Le Pavillon Maroc à la COP26 Durant cette COP26, le Pavillon Maroc met en avant les initiatives marocaines lancées pendant la COP22. L'espace est également un lieu de partage de l'expérience nationale en matière de développement durable et de lutte contre le changement climatique à travers un programme constitué de plusieurs événements parallèles sur des thèmes tels que : les métriques d'adaptation, la mobilité durable, l'autonomisation des jeunes pour des solutions innovantes et concrètes, l'agriculture intelligente et la sécurité alimentaire. L'info...Graphie Economie Les pays vulnérables au réchauffement climatique face au spectre de l'appauvrissement
Publié lundi par une ONG britannique, un nouveau rapport a souligné les conséquences désastreuses du réchauffement climatique sur les pays les plus exposés au phénomène. Sur les 65 pays étudiés (tous membres des groupes représentant à la COP les pays pauvres et les petites îles menacées) la chute médiane du PIB par habitant serait de 19,6% en 2050 sur la trajectoire actuelle de réchauffement, et de 63,9% à la fin du siècle. Dans le meilleur scénario où l'Accord de Paris serait respecté (maintien du réchauffement à +1,5°C par rapport à l'ère préindustrielle) ces chiffres passeraient à 13,1% de chute du PIB en 2050 et 33,1% en 2100.Toutefois, pour 6 des 10 pays les plus affectés, cette baisse dépasserait 80% à la fin du siècle dans le pire des scénarios. Et 20% en 2050 dans le meilleur des cas, précise l'ONG, notant que huit de ces dix pays sont situés en Afrique et deux en Amérique du Sud. L'évaluation a été réalisée sur la base d'un modèle économétrique mettant en relation croissance et augmentation des températures.
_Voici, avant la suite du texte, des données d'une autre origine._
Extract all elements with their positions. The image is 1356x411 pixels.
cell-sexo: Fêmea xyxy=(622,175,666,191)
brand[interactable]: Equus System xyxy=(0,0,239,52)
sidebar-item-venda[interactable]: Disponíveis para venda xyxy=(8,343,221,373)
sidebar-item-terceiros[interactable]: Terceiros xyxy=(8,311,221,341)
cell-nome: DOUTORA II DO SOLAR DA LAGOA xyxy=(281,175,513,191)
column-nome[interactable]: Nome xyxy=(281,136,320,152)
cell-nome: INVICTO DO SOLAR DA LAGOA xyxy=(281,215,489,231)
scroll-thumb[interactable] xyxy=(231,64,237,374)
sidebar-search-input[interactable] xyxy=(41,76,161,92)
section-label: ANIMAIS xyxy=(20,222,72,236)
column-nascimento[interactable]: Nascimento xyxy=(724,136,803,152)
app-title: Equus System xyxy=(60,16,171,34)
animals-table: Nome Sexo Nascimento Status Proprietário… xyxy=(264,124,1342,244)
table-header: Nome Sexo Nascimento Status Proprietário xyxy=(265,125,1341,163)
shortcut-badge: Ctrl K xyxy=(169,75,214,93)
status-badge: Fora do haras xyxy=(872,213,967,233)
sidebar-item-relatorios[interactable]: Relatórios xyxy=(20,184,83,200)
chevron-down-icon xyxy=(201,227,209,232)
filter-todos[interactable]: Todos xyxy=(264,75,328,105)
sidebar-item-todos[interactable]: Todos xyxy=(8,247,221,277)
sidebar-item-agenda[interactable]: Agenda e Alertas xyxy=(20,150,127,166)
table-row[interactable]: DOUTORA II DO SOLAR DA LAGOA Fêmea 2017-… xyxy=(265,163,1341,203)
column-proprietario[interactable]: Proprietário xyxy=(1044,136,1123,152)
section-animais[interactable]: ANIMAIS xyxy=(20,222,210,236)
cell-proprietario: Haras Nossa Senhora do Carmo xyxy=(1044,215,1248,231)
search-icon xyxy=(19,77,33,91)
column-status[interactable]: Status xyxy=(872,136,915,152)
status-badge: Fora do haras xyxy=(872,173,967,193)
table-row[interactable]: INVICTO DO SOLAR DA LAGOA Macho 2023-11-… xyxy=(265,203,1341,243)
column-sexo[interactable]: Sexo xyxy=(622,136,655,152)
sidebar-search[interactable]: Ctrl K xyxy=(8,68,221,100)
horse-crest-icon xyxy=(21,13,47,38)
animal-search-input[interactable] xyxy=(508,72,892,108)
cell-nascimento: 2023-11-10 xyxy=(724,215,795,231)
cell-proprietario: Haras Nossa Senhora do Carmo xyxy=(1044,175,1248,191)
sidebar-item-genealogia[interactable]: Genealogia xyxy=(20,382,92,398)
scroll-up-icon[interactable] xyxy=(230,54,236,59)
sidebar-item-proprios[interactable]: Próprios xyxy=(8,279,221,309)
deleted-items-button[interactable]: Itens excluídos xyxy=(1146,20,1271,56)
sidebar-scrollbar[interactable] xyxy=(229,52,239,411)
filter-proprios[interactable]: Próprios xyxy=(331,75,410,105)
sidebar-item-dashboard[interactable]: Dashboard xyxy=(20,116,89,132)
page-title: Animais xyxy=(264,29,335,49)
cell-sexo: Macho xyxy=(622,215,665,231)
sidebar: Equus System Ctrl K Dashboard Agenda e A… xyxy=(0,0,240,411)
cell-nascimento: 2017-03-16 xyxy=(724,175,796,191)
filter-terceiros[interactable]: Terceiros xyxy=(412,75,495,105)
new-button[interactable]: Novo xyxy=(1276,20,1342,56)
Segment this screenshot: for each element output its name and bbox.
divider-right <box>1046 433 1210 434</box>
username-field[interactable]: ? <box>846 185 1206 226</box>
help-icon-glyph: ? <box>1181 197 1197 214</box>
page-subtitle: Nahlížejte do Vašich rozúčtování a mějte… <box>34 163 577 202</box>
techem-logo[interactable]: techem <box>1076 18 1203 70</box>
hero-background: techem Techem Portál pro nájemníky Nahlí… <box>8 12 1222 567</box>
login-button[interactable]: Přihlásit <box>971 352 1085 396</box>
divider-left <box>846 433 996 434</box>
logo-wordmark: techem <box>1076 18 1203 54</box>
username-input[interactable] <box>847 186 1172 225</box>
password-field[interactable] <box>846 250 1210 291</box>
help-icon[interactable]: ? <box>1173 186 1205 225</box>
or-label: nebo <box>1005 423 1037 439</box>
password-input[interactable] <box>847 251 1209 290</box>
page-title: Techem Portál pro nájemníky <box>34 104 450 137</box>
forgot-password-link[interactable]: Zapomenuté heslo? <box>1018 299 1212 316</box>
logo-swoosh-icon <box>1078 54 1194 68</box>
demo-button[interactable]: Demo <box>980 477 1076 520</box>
Marché carbone Le Maroc s'aligne sur les attentes des pays en développement
En marge de sa participation à la 26ème Conférence des Nations Unies sur les changements climatiques, la nouvelle ministre de la Transition énergétique et du Développement durable, Leila Benali, a souligné que les attentes du Royaume par rapport aux négociations à la COP26 ne se dissocient pas de celles des pays en développement, « notamment nos partenaires africains qui comprennent la question de l'adaptation, le rehaussement de l'ambition en matière d'atténuation et le financement climatique ». À cet égard, Leila Benali a insisté sur la nécessité d'avoir de la transparence en ce qui concerne les mécanismes du marché carbone, ainsi que sur la mise en place de mécanismes de transparence souples, évolutifs et adaptés aux capacités des différents pays. Or, le mécanisme de transparence de l'Accord de Paris est resté sans résultat lors de la COP25, a déploré Mme Benali, émettant le souhait de le voir évoluer lors de la COP26. La ministre a par ailleurs mis l'accent sur la question du financement, soulignant qu'il est important « et même critique » de déployer de manière rapide mais également judicieuse les 100 milliards de dollars qui sont en train d'être mobilisés par les pays développés. Il s'agira ensuite, selon elle, de définir un nouvel objectif de financement après 2025, car il est important de donner de la visibilité et de restaurer la confiance entre les pays développés et ceux en développement, d'autant que le marché du carbone deviendra probablement l'un des plus gros marchés du 21ème siècle.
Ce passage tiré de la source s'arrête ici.